ATLAS
and AMD
ATLAS (Automatically Tuned Linear Algebra Software) supports C and Fortran77
bindings for the Basic Linear Algebra Subprograms (BLAS), a widely used, performance-critical,
linear algebra kernel library. It also provides some optimized versions of the
higher level LAPACK (Linear Algebra PACKage) API. Further details on ATLAS can
be found at its homepage: http://math-atlas.sourceforge.net/
ATLAS has long been an available set of BLAS for the AMD Athlon processor.
The theoretical peak for x87 floating point code on an AMD Athlon is twice the
clock rate. Initially, ATLAS' portable code generator achieved roughly 60% of
theoretical peak for matrix multiply, the most important BLAS kernel. Later
on, Julian Ruhe, an open source programmer, provided a hand-tuned assembler
kernel employing many techniques not available in any compiler, to boost the
potential performance to greater than 77% of peak (out of cache).
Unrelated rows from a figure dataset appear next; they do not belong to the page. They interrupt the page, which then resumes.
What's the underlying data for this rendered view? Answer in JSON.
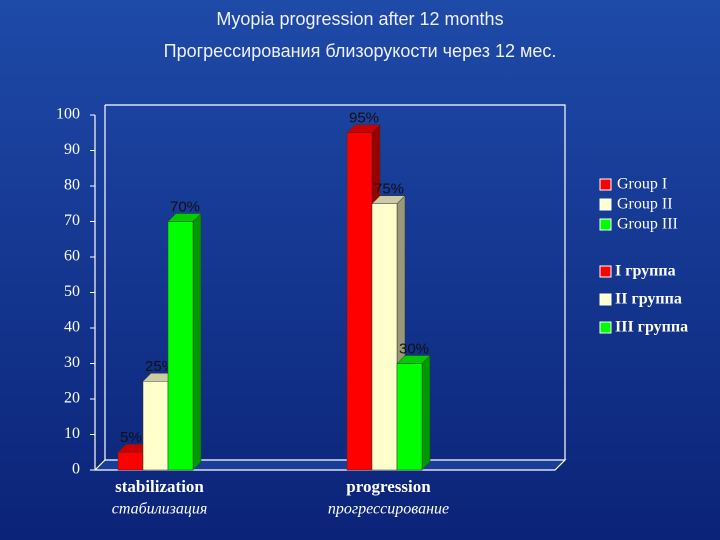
{
  "chart_data": {
    "type": "bar3d",
    "title": "Myopia progression after 12 months",
    "subtitle": "Прогрессирования близорукости через 12 мес.",
    "categories": [
      "stabilization",
      "progression"
    ],
    "categories_ru": [
      "стабилизация",
      "прогрессирование"
    ],
    "series": [
      {
        "name": "Group I",
        "name_ru": "I группа",
        "color": "#ff0000",
        "values": [
          5,
          95
        ],
        "value_labels": [
          "5%",
          "95%"
        ]
      },
      {
        "name": "Group II",
        "name_ru": "II группа",
        "color": "#ffffcc",
        "values": [
          25,
          75
        ],
        "value_labels": [
          "25%",
          "75%"
        ]
      },
      {
        "name": "Group III",
        "name_ru": "III группа",
        "color": "#00ff00",
        "values": [
          70,
          30
        ],
        "value_labels": [
          "70%",
          "30%"
        ]
      }
    ],
    "ylim": [
      0,
      100
    ],
    "yticks": [
      0,
      10,
      20,
      30,
      40,
      50,
      60,
      70,
      80,
      90,
      100
    ]
  }
}
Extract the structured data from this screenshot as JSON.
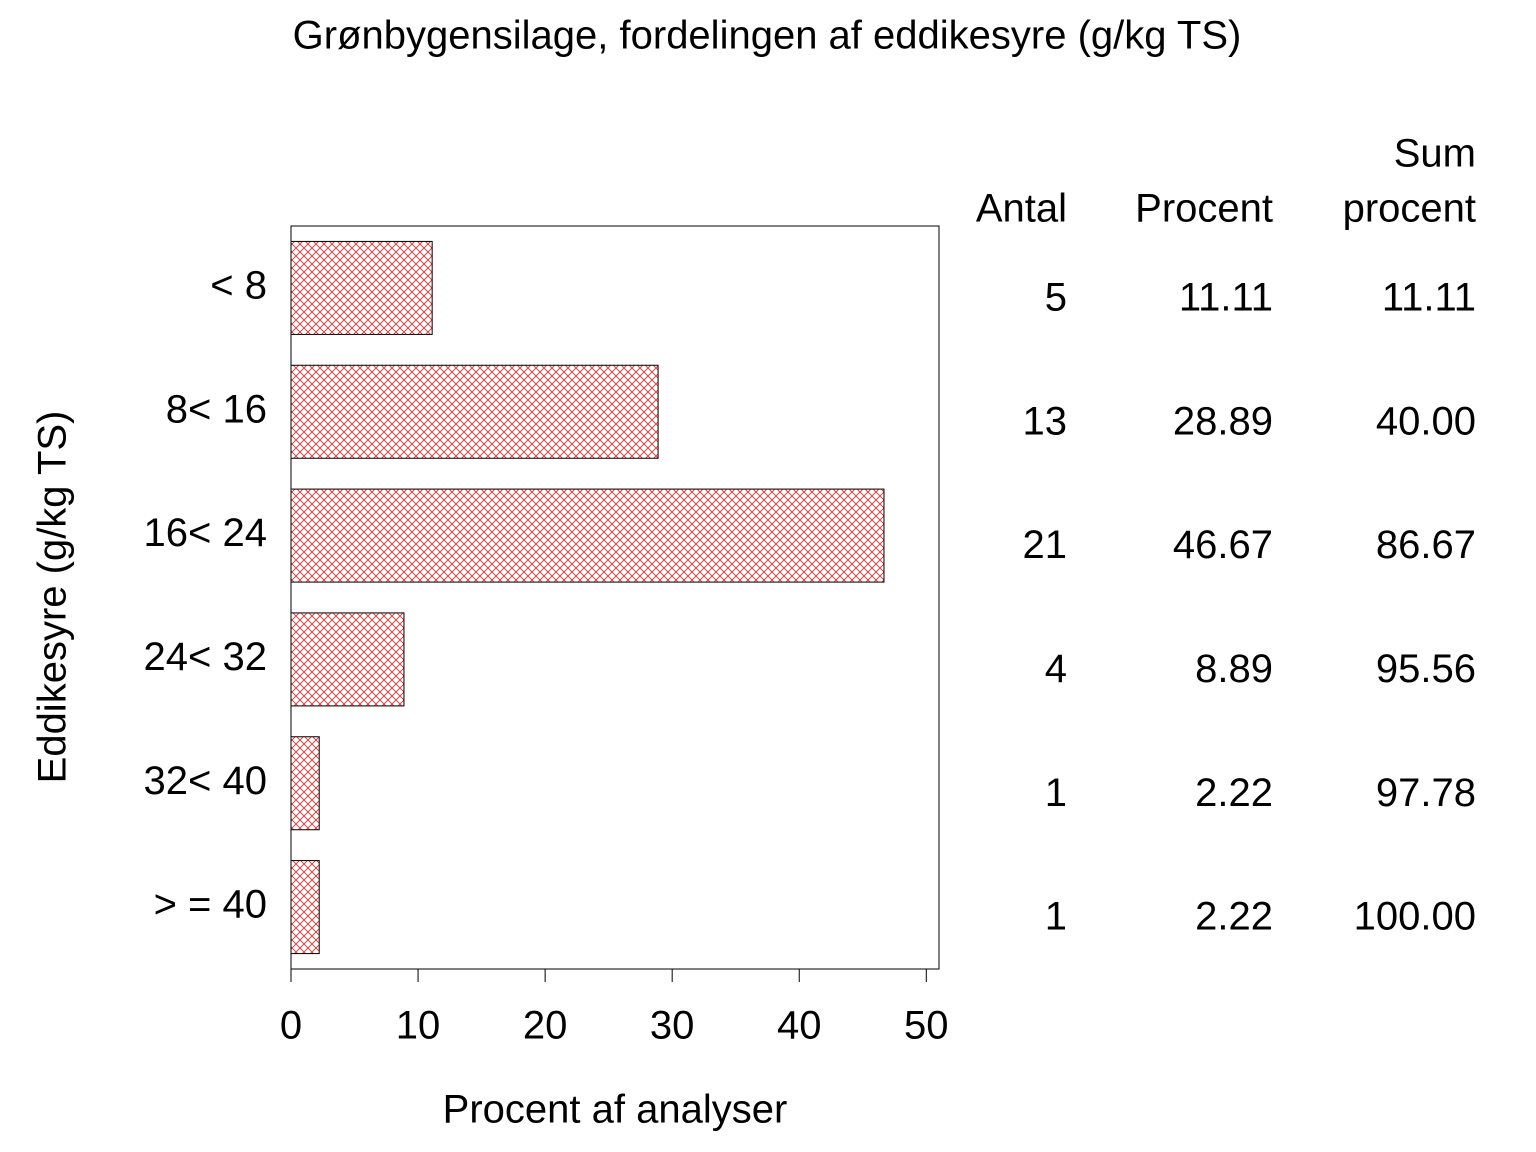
{
  "chart_data": {
    "type": "barh",
    "title": "Grønbygensilage, fordelingen af eddikesyre (g/kg TS)",
    "x_label": "Procent af analyser",
    "y_label": "Eddikesyre (g/kg TS)",
    "categories": [
      "< 8",
      "8< 16",
      "16< 24",
      "24< 32",
      "32< 40",
      "> = 40"
    ],
    "values": [
      11.11,
      28.89,
      46.67,
      8.89,
      2.22,
      2.22
    ],
    "color": "#e03030",
    "xlim": [
      0,
      51
    ],
    "xticks": [
      0,
      10,
      20,
      30,
      40,
      50
    ],
    "table": {
      "columns": [
        [
          "Antal"
        ],
        [
          "Procent"
        ],
        [
          "Sum",
          "procent"
        ]
      ],
      "counts": [
        5,
        13,
        21,
        4,
        1,
        1
      ],
      "cumulative": [
        "11.11",
        "40.00",
        "86.67",
        "95.56",
        "97.78",
        "100.00"
      ]
    }
  }
}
The AMD Opteron and AMD Athlon 64 processors are ideal for demanding applications,
such as high performance computing. AMD is working with the founder of the ATLAS
project, R. Clint Whaley, in the production of a highly efficient BLAS library
for the AMD Opteron and AMD Athlon 64 processors. Initial AMD64 tuning and functionality
is available in the ATLAS 3.5.0 library release, available at:
http://sourceforge.net/project/showfiles.php?group_id=23725
The AMD Opteron and AMD Athlon 64 processors have a peak floating point performance
of twice the clock speed for double precision,a for single precision. ATLAS presently achieves roughly 85% of this peak for
real matrix multiply, and 83-84% for complex matmul on an AMD Athlon 64.
In order to get this percentage of peak, hand-tuned kernels were developed.
These open source kernels utilize AMD64 assembly to exploit the expanded SSE
resources available on these new chips.